§ 37.069 ESTIMATED USEFUL LIFE OF CITY ASSETS TABLE.
   (A)   Schedule. The city uses the following estimated life schedule for its capital assets:
Capital Asset Type
Estimated Life (Years)
Capital Asset Type
Estimated Life (Years)
Land
 
   Land acquired
Capitalized only/not depreciated
   Easements acquired
Capitalized only/not depreciated
Buildings
   Buildings acquired
50 or fewer years since built
   Building design and construction
50
   Building improvements
25
   Building components (HVAC systems, roofing)
20
Improvements
 
   Parks and recreation facilities (playground, shelters)
10—20
   Leasehold improvements
Useful life of asset or lease term (whichever is shorter)
   Land improvements-structure or groundwork (athletic fields, parking lots, fencing, landscaping)
20
Infrastructure
 
   Drainage
50
   Streets
50
   Curb and gutter
40
   Gateway enhancement and streetscape
25
   Bridges and tunnels (road bridges)
40
   Bridges and tunnels (pedestrian bridges)
30
   Sidewalks
30
   Traffic signals
35
   Streetlights
25
Equipment
 
   Furniture, fixtures
20 years
   Office equipment (Copiers, scanners and the like)
5 years
   Vehicles*
5—10 years (based on use or warranty)
   Machinery
5—15 years (based on use or warranty)
   Grounds equipment (mowers, tractors, attachments)
15
   Computer hardware
3—10
   Computer software
3—10
   Security cameras
10
*   Fire apparatus expected life is up to 15 years
 
   (B)   Capital leases. Some capital assets are acquired and owned by the city but the full acquisition price may not be immediately paid in full. Leased equipment should be capitalized if the lease agreement transfers ownership of the property to the lessee by the end of the lease term, or the present value of the minimum lease payments at the inception of the lease (excluding executory costs) equals at least 90% of the fair value of the leased property. The payments may occur over multiple years. For these types of purchases, each payment will be expensed. Leases that do not meet the criteria are considered operating leases.

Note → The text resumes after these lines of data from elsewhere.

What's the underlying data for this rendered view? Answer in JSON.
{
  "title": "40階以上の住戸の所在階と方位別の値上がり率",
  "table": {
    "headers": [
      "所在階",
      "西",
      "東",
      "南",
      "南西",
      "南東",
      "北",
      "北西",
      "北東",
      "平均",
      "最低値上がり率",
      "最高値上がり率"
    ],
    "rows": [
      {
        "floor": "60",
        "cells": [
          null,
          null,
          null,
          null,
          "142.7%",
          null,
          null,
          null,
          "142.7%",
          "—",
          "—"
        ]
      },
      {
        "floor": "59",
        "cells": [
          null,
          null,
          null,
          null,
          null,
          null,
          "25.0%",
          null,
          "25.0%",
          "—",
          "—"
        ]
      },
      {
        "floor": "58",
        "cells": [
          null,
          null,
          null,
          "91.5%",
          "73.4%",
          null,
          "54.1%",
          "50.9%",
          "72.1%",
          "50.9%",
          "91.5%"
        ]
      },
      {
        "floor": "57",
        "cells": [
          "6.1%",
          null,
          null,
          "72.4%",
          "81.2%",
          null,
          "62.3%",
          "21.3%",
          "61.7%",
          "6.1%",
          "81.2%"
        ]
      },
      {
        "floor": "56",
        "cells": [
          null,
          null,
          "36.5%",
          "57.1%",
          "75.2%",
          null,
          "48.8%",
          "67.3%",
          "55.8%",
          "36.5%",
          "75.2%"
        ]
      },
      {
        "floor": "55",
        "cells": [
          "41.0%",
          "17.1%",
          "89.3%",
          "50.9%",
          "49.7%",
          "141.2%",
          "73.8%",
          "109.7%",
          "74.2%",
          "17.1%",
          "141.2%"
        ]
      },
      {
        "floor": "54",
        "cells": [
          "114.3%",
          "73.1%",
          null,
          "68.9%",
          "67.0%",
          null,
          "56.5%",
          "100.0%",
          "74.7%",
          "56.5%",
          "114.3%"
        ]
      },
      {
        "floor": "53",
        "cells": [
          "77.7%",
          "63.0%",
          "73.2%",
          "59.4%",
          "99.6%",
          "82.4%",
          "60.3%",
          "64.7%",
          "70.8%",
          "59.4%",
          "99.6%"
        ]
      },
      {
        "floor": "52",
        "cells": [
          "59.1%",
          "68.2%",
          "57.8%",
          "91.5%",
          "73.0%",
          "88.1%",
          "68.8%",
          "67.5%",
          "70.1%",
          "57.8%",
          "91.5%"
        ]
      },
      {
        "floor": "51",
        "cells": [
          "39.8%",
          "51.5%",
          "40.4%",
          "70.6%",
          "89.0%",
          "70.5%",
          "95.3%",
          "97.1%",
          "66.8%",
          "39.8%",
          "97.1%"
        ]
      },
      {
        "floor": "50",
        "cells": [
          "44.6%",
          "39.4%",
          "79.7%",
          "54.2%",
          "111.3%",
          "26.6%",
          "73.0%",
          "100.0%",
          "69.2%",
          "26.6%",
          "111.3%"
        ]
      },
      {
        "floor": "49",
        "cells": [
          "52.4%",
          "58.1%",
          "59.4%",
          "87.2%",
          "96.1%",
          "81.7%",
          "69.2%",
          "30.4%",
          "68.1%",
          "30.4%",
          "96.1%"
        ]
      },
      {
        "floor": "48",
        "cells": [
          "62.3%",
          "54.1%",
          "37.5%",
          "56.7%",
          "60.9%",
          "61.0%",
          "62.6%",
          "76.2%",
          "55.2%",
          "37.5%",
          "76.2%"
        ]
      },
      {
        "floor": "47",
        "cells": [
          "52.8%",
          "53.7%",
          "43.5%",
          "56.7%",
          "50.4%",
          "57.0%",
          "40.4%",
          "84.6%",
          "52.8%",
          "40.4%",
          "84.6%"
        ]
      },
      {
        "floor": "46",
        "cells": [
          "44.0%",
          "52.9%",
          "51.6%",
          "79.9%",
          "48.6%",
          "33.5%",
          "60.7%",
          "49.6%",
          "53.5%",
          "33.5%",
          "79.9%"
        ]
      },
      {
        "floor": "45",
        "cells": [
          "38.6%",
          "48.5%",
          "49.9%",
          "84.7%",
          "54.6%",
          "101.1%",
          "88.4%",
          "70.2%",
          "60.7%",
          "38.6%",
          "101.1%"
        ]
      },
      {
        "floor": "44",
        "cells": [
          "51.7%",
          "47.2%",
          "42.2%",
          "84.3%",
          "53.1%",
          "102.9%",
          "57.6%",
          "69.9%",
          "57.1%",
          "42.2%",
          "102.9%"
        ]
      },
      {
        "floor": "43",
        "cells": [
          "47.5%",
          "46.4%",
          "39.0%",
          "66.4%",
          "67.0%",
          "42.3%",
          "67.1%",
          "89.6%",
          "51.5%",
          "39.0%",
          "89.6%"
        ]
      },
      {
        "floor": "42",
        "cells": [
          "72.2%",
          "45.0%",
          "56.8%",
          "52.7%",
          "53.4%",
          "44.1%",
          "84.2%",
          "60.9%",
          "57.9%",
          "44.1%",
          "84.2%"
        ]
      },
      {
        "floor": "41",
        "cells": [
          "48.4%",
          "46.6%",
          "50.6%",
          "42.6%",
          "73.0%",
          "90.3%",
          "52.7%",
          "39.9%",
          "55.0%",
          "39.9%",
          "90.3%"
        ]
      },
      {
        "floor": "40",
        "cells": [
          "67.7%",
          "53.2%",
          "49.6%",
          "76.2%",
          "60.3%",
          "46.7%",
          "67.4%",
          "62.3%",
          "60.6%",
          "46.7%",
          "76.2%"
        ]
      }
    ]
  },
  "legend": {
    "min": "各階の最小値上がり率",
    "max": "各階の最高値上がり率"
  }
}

   (C)   Construction in progress. Construction is progress (CIP) is an asset account that represents the temporary accumulation of costs, such as labor, materials, equipment and any ancillary charges directly attributable to the construction of the project. Once the asset is complete and placed into service, the costs are classified in the appropriate capital asset category. This concept would be the same for buildings, infrastructure or internally generated assets.
   (D)   Exceptions. Exceptions are:
      (1)   Items costing less than the limits described which are permanently installed as a part of the cost of original construction or installation of a larger building or equipment unit will be included in the cost of the larger unit;
      (2)   Modular equipment added after original equipment construction of a larger building or equipment unit which may be put together to form larger units costing more than the prescribed limits will be charged to capital assets even though the cost of individual items is less than such units; and
      (3)   Cabinets, shelving, bookcases and similar items, added after the original construction, which are custom-made for a specific place and adaptable elsewhere, will be capitalized.